J’ai lu ce roman il y a déjà quelques semaines et j’avoue l’avoir laissé de côté. Le temps a filé et me voici bien plus tard à devoir en écrire la critique avec plaisir toujours. Il va juste falloir que je me replonge dedans tentant de creuser dans mes souvenirs pour en sortir ce qui m’a plu. Parce que oui « Le plus fou des deux » a touché mon âme de lectrice. J’y ai vu comme un conte à la Amélie Nothomb avec plus de matière, plus de corps, plus d’émotion, moins d’automatisme et de raideur.
Résumé :
Que répondre à un inconnu qui vous met au défi de l’empêcher de se suicider le soir du réveillon ? Qu’on va l’aider, bien sûr, à changer d’avis. Surtout si, hasard ou prédestination, vous avez déjà été confronté à la même sommation trente ans plus tôt par votre propre père…

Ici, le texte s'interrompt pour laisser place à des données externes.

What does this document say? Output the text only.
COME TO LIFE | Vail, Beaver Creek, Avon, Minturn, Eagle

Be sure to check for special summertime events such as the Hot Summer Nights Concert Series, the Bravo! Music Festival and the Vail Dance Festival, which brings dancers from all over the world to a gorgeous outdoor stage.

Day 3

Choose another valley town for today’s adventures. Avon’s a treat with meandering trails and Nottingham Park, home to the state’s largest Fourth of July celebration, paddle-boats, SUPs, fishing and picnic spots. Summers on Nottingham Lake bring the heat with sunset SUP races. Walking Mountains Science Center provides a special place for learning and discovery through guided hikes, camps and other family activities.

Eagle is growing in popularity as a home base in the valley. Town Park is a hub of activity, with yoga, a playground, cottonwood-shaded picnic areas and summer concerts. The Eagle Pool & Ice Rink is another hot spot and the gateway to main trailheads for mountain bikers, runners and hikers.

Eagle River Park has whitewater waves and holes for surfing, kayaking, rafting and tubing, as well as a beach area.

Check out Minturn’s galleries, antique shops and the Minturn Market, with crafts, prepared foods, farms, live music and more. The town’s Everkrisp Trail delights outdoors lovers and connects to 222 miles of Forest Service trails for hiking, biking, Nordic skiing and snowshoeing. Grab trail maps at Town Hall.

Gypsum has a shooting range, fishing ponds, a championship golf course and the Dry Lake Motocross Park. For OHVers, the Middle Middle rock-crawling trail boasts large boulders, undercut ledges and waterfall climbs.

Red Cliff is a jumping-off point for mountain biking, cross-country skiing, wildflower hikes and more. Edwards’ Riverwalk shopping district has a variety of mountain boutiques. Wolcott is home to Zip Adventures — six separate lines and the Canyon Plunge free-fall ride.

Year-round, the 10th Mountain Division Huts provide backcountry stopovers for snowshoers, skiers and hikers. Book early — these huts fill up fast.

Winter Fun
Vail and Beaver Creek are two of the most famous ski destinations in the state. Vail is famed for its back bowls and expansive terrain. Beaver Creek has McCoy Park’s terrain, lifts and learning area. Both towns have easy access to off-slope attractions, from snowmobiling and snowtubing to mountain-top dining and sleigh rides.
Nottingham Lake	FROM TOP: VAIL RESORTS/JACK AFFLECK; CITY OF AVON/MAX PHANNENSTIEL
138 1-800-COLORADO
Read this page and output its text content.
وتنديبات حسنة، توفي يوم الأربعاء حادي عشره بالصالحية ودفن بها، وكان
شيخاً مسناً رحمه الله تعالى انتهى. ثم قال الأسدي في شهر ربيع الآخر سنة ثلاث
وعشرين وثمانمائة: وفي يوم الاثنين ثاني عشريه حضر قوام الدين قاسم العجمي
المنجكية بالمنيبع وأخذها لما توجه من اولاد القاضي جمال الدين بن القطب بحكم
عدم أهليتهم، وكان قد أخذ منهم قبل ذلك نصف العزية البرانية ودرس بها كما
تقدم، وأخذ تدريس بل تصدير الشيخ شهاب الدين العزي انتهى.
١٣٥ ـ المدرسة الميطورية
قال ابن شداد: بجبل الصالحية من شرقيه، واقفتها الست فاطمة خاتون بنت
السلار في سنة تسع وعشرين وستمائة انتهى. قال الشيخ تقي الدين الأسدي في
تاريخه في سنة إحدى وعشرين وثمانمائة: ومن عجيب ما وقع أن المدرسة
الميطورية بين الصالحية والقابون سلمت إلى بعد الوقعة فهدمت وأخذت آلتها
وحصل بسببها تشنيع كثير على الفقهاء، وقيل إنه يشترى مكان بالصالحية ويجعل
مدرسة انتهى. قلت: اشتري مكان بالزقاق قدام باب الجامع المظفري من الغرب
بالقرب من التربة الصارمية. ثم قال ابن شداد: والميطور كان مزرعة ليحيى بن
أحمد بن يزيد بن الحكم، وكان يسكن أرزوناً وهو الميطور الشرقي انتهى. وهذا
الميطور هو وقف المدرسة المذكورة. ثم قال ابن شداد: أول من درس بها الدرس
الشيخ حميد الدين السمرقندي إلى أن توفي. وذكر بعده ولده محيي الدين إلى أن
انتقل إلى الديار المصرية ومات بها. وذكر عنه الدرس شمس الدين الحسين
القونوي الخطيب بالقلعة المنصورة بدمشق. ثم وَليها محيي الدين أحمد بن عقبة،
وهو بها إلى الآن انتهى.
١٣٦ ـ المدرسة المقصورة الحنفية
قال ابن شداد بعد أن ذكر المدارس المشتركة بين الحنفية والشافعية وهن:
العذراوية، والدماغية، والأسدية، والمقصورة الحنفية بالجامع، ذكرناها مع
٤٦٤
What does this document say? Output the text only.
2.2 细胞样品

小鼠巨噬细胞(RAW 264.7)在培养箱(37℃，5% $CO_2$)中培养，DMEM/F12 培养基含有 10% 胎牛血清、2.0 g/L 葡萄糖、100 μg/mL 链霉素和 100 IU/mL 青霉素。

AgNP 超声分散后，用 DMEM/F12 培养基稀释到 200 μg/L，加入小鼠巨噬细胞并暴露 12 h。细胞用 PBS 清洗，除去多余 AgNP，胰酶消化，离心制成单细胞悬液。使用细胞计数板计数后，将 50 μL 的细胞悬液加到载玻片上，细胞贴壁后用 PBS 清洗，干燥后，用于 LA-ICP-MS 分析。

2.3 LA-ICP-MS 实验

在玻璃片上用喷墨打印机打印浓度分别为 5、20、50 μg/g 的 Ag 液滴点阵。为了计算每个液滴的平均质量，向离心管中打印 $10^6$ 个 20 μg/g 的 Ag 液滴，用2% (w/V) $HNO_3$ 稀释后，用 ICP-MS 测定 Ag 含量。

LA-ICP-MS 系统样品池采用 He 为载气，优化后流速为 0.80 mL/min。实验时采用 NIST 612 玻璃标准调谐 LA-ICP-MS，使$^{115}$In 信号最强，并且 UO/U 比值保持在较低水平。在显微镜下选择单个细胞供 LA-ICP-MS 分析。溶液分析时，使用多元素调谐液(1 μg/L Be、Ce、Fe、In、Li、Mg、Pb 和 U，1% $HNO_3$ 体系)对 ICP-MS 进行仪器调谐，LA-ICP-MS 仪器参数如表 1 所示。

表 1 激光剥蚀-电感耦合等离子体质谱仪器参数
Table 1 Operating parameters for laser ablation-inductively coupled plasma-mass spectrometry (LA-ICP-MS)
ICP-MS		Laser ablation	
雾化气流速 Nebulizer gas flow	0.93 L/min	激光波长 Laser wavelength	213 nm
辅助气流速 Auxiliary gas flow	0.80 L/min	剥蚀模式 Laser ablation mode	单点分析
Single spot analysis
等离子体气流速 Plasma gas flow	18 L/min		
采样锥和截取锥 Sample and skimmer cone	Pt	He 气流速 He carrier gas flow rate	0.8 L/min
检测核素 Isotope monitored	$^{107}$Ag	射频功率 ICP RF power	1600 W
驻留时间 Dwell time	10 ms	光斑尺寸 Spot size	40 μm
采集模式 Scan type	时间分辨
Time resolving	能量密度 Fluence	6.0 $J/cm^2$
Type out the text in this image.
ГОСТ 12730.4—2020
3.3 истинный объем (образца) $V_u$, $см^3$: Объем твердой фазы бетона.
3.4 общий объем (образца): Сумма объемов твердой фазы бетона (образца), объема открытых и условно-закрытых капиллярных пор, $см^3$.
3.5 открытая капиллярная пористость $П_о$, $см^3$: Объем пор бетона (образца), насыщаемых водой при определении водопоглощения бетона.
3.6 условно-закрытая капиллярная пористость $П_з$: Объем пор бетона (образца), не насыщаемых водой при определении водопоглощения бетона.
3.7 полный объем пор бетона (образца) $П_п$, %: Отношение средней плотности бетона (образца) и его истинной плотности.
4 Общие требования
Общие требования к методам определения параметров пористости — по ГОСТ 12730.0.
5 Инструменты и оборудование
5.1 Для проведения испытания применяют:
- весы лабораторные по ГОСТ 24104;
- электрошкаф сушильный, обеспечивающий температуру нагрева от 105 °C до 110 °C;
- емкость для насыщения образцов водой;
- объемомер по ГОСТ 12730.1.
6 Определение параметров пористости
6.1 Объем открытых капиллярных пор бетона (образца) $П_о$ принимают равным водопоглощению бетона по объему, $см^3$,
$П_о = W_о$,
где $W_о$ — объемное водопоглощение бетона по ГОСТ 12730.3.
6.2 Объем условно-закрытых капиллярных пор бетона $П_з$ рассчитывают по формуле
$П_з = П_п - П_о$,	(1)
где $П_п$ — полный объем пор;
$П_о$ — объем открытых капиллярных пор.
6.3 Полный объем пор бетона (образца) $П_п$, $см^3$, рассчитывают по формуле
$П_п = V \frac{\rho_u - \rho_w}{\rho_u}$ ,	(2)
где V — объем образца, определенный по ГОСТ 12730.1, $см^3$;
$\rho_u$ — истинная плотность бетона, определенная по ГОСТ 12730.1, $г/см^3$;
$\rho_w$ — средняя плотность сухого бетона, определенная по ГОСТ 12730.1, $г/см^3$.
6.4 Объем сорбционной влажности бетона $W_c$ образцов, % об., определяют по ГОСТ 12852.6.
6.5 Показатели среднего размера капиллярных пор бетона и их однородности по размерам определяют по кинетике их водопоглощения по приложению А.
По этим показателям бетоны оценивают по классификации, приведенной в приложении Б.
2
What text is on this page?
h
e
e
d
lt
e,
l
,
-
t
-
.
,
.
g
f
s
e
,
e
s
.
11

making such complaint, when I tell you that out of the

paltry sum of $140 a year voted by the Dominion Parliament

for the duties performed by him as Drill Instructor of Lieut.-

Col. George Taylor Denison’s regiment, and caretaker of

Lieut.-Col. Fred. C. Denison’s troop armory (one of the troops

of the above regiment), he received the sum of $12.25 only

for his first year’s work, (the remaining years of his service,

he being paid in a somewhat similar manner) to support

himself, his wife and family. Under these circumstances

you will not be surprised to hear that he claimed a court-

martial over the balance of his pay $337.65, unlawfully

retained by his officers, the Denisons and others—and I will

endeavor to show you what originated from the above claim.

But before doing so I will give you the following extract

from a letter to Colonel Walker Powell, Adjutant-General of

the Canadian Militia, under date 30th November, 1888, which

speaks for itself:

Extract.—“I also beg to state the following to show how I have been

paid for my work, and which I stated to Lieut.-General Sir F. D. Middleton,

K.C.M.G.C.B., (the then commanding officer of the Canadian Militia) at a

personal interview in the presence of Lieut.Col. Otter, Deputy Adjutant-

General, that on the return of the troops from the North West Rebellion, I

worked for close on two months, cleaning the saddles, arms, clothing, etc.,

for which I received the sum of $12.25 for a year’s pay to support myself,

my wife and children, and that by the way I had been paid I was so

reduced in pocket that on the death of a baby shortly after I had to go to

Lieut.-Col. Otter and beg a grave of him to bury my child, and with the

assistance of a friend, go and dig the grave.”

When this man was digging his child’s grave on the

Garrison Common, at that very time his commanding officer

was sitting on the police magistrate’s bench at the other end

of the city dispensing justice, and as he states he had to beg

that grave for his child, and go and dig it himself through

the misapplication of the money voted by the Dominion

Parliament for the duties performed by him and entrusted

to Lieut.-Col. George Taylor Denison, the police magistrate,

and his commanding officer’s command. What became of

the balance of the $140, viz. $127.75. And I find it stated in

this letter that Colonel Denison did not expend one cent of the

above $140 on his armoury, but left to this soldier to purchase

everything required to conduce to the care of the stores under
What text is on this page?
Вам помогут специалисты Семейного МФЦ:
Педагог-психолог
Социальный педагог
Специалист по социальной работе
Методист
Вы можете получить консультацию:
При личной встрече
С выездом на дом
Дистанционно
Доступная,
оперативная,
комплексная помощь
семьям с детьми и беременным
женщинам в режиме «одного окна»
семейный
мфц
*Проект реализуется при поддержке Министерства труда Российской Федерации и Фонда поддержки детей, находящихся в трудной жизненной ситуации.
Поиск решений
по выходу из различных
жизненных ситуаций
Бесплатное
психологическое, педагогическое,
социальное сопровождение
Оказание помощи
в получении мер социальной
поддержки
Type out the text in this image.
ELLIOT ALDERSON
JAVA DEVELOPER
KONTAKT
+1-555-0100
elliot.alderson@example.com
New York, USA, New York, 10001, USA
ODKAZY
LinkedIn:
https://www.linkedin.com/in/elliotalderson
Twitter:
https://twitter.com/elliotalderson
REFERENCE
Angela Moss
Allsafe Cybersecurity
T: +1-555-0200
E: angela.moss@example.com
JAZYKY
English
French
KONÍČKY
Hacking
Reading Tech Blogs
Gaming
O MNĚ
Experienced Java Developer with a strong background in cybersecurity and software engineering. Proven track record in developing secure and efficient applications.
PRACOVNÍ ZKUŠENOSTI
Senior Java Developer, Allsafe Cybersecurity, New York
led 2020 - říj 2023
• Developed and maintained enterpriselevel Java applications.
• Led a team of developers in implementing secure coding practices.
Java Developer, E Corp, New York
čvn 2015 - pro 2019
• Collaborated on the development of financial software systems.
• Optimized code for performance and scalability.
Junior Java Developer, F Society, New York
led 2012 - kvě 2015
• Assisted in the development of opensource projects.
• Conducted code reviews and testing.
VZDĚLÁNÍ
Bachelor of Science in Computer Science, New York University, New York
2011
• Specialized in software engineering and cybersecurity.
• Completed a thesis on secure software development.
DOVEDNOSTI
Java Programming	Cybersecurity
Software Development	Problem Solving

Marionnettiste célèbre, Lucie Paugham va ainsi commettre l’imprudence de faire entrer un inconnu dans sa vie. Au risque de faire voler en éclats tout ce qu’elle a construit.
Le spectacle vivant, source d’exaltation
La passion, c’est ce qui résulte de ce roman que j’aime qualifier de conte. Pour quelles raisons ? Il y a ce petit côté fantastique inscrit dans le réel qui arrive comme de petites étoiles scintillantes sur un fond de scène trop sombre. Il y a les prémices fous de ce qui s’annonce comme une histoire saugrenue. Il y a la surprise de ces premières pages. Lucie, une marionnettiste célèbre décide un 31 décembre à 18 heures d’aller voir un blockbuster pensant être tranquille dans la salle à savourer ce moment. Manque de bol, « une silhouette en manteau sombre a longé l’allée et s’est assise » à côté lui criant à la fin de la séance : « Donnez-moi une bonne raison, une seule, de ne pas me suicider cette nuit ! ». Comme toute réponse, elle propose à l’homme en question, Alexandre Lanier, un travail, un rôle de récitant pour son prochain spectacle avec sa marionnette fétiche, Théodora aussi célèbre sur le plateau que sa manipulatrice.
Créer, c’est mettre les mains dans la merde, il ne m’apprenait rien. Tout le travail de l’artiste est d’en masquer l’odeur et d’en faire un terreau riche où poussera quelques chose de valable.
Nous allons donc suivre ce processus de création confronté à une rencontre hasardeuse ou destinée … Au lecteur de choisir son camps. Toujours est-il que « Le plus fou des deux » ne fait pas dans le raisonnable, il fait clairement, comme son nom l’indique, dans la folie. Où comment une marionnettiste pointilleuse, minutieuse et organisée se laisse malmener par un personnage des plus mystérieux et impressionnant. N’est-il pas ce qu’il lui fallait pour mener à bien cette nouvelle création ? N’a-t-on pas besoin d’un peu de piment pour sortir de notre zone de confort et explorer d’autres horizons ? Il y est question de risque avant tout et de ce que nous sommes prêts à faire pour nous mettre en danger au détriment des autres. La présence d’Alexandre la déstabilise autant qu’elle la transporte et la transcende, il lui fait peur autant qu’il l’attire.
J’aime avant tout ces romans courts – 238 pages – qui nous transportent aisément dans leur monde sans faire d’impasses, ni de raccourcis. Sophie Bassignac prend le temps d’installer le sentiment, l’émotion, la peur, le manque, la passion tout en restant dans cette dynamique du récit qui me plait tout particulièrement.